Alexander work, as I see it, is very much a ladder, beginning, like the Buddha's teaching, with inhibition of end-gaining. Working with developmental movements towards better integration of vestibular reflexes is so primitive it might be compared to preparation for stepping onto the first rung of a ladder, getting a better footing on the ground before even thinking of climbing up. And in listening work, the metaphor of a ladder has been used explicitly, by Alfred Tomatis no less, who referred to the Biblical example of Jacob's Ladder.
The voices I like to hear, talking of ladders, and snakes, are independent voices. Theravada Buddhism is not for me, but Ānandajoti Bhikkhu is not your average Theravada Bhikkhu. He is a genuine indie. Again, certain aspects of Tibetan Buddhism I am deeply skeptical about, not least the readiness to accept the Buddha's teaching around samsāra as if it were a literal affirmation of the ancient Hindu conception of rebirth. But the Tibetan monk Matthieu Ricard (M) is evidently another Indie and I recommend to anybody the record of the dialogue between him and his father Jean-Francois Revel (JF) published in English as "The Monk and the Philosopher."
Here is an excerpt:
J.F. -- (discussing the war in Bosnia) A total and bloody anarchy supervened, with Croats killing Muslims, Muslims killing Croats, and Serbs killing everyone. For several years no one managed to get the different factions to stick to any peace agreement at all. What we were witnessing, in fact, was the self-destruction of all the communities involved.
M. -- In place of an analysis of the political and geographical causes, I find it more useful to put it in terms of the mental processes that lead to such an eruption of hatred.
J.F: -- Absolutely. What I'm also trying to say is that the political and geographical causes don't explain anything. If that's what it had all been about, a rational solution could have been found.
M. -- All the causes of war in the world, whether territorial claims, the sharing of irrigation water, or whatever else it might be, come down to a feeling of oneself being wronged, which then gives rise to hostility. That's a negative thought, a divergence from the natural state, and is therefore a source of suffering. The obvious conclusion is that before such thoughts completely invade and take over the mind, we need to gain some mastery over them. A fire is easiest to put out at the very moment the first flames appear, not once the whole forest is ablaze. It's all too easy to get a very long way from the basic goodness within us.
J.F. -- But how do you explain the fact that we stray away from it so much more often than staying faithful to it?
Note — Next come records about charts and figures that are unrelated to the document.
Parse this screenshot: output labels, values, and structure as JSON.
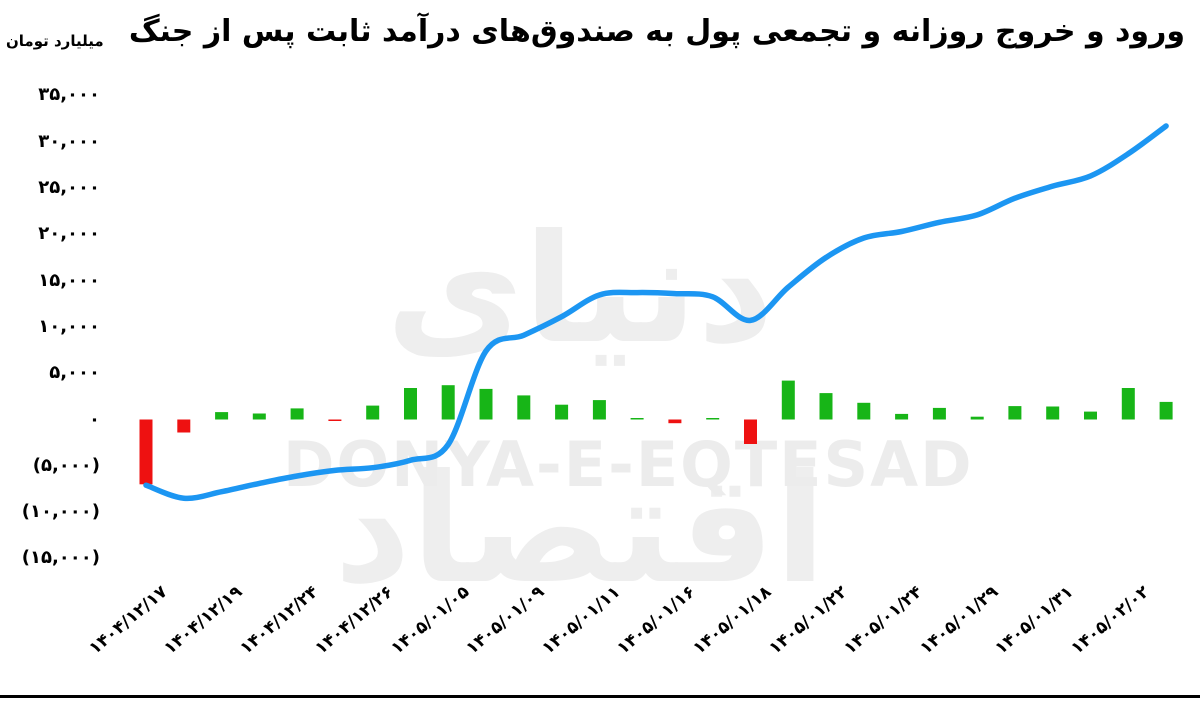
{
  "title": "ورود و خروج روزانه و تجمعی پول به صندوق‌های درآمد ثابت پس از جنگ",
  "unit_label": "میلیارد تومان",
  "watermark": {
    "persian": "دنیای اقتصاد",
    "latin": "DONYA-E-EQTESAD"
  },
  "colors": {
    "line": "#1c96f2",
    "positive_bar": "#17b517",
    "negative_bar": "#ee1111",
    "watermark": "#ececec",
    "text": "#000000",
    "background": "#ffffff"
  },
  "y_axis": {
    "min": -15000,
    "max": 35000,
    "tick_step": 5000,
    "ticks": [
      {
        "value": 35000,
        "label": "۳۵,۰۰۰"
      },
      {
        "value": 30000,
        "label": "۳۰,۰۰۰"
      },
      {
        "value": 25000,
        "label": "۲۵,۰۰۰"
      },
      {
        "value": 20000,
        "label": "۲۰,۰۰۰"
      },
      {
        "value": 15000,
        "label": "۱۵,۰۰۰"
      },
      {
        "value": 10000,
        "label": "۱۰,۰۰۰"
      },
      {
        "value": 5000,
        "label": "۵,۰۰۰"
      },
      {
        "value": 0,
        "label": "۰"
      },
      {
        "value": -5000,
        "label": "(۵,۰۰۰)"
      },
      {
        "value": -10000,
        "label": "(۱۰,۰۰۰)"
      },
      {
        "value": -15000,
        "label": "(۱۵,۰۰۰)"
      }
    ]
  },
  "chart_data": {
    "type": "bar",
    "combo": "bar+line",
    "title": "ورود و خروج روزانه و تجمعی پول به صندوق‌های درآمد ثابت پس از جنگ",
    "ylabel": "میلیارد تومان",
    "ylim": [
      -15000,
      35000
    ],
    "grid": false,
    "legend": "none",
    "x_labels": [
      "۱۴۰۴/۱۲/۱۷",
      "۱۴۰۴/۱۲/۱۹",
      "۱۴۰۴/۱۲/۲۴",
      "۱۴۰۴/۱۲/۲۶",
      "۱۴۰۵/۰۱/۰۵",
      "۱۴۰۵/۰۱/۰۹",
      "۱۴۰۵/۰۱/۱۱",
      "۱۴۰۵/۰۱/۱۶",
      "۱۴۰۵/۰۱/۱۸",
      "۱۴۰۵/۰۱/۲۲",
      "۱۴۰۵/۰۱/۲۴",
      "۱۴۰۵/۰۱/۲۹",
      "۱۴۰۵/۰۱/۳۱",
      "۱۴۰۵/۰۲/۰۲"
    ],
    "label_every": 2,
    "series": [
      {
        "name": "daily_net_flow_bars",
        "type": "bar",
        "values": [
          -7000,
          -1400,
          800,
          650,
          1200,
          -150,
          1500,
          3400,
          3700,
          3300,
          2600,
          1600,
          2100,
          150,
          -400,
          150,
          -2650,
          4200,
          2850,
          1800,
          600,
          1250,
          300,
          1450,
          1400,
          850,
          3400,
          1900
        ]
      },
      {
        "name": "cumulative_flow_line",
        "type": "line",
        "values": [
          -7100,
          -8500,
          -7800,
          -6900,
          -6100,
          -5500,
          -5200,
          -4400,
          -2700,
          7400,
          9100,
          11100,
          13450,
          13700,
          13600,
          13250,
          10700,
          14300,
          17500,
          19600,
          20300,
          21300,
          22100,
          23900,
          25200,
          26300,
          28700,
          31700
        ]
      }
    ]
  }
}
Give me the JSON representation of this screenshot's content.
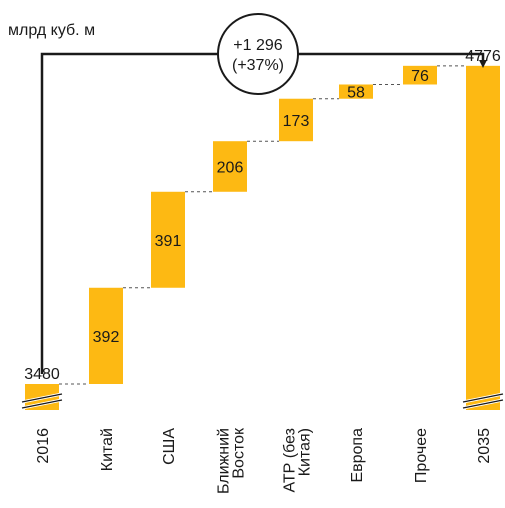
{
  "chart_data": {
    "type": "bar",
    "subtype": "waterfall",
    "unit_label": "млрд куб. м",
    "categories": [
      "2016",
      "Китай",
      "США",
      "Ближний Восток",
      "АТР (без Китая)",
      "Европа",
      "Прочее",
      "2035"
    ],
    "category_lines": [
      [
        "2016"
      ],
      [
        "Китай"
      ],
      [
        "США"
      ],
      [
        "Ближний",
        "Восток"
      ],
      [
        "АТР (без",
        "Китая)"
      ],
      [
        "Европа"
      ],
      [
        "Прочее"
      ],
      [
        "2035"
      ]
    ],
    "values": [
      3480,
      392,
      391,
      206,
      173,
      58,
      76,
      4776
    ],
    "value_labels": [
      "3480",
      "392",
      "391",
      "206",
      "173",
      "58",
      "76",
      "4776"
    ],
    "bar_kind": [
      "total",
      "delta",
      "delta",
      "delta",
      "delta",
      "delta",
      "delta",
      "total"
    ],
    "change_label_line1": "+1 296",
    "change_label_line2": "(+37%)",
    "colors": {
      "bar": "#FDB913",
      "text": "#1a1a1a",
      "connector": "#555555"
    }
  }
}
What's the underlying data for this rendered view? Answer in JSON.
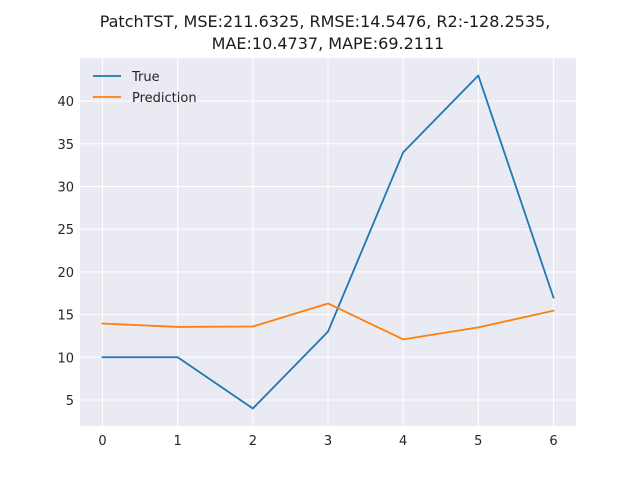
{
  "chart_data": {
    "type": "line",
    "title_lines": [
      "PatchTST, MSE:211.6325, RMSE:14.5476, R2:-128.2535,",
      "MAE:10.4737, MAPE:69.2111"
    ],
    "xlabel": "",
    "ylabel": "",
    "x": [
      0,
      1,
      2,
      3,
      4,
      5,
      6
    ],
    "x_ticks": [
      "0",
      "1",
      "2",
      "3",
      "4",
      "5",
      "6"
    ],
    "y_ticks": [
      "5",
      "10",
      "15",
      "20",
      "25",
      "30",
      "35",
      "40"
    ],
    "xlim": [
      -0.3,
      6.3
    ],
    "ylim": [
      1.95,
      45.05
    ],
    "grid": true,
    "legend_position": "upper-left",
    "background": "#eaeaf2",
    "series": [
      {
        "name": "True",
        "color": "#1f77b4",
        "values": [
          10,
          10,
          4,
          13,
          34,
          43,
          17
        ]
      },
      {
        "name": "Prediction",
        "color": "#ff7f0e",
        "values": [
          13.95,
          13.55,
          13.6,
          16.3,
          12.1,
          13.5,
          15.45
        ]
      }
    ]
  }
}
M. -- When you're following a mountain path, it doesn't take much to put a foot wrong and tumble down the slope. The fundamental goal of a spiritual discipline is to maintain perfect watchfulness all the time. Attention and awareness are basic qualities that the spiritual life helps to develop.
J.F -- Yes. But if to eradicate evil from the world we have to wait for six thousand million individuals to reach that spiritual path, it could be a long wait!
M. -- As an oriental proverb says, "With patience, the orchard becomes jam." That it might take a long time doesn't alter the fact that there's no other solution. Even if violence doesn't stop arising overall, the only way to remedy it is the transformation of individuals.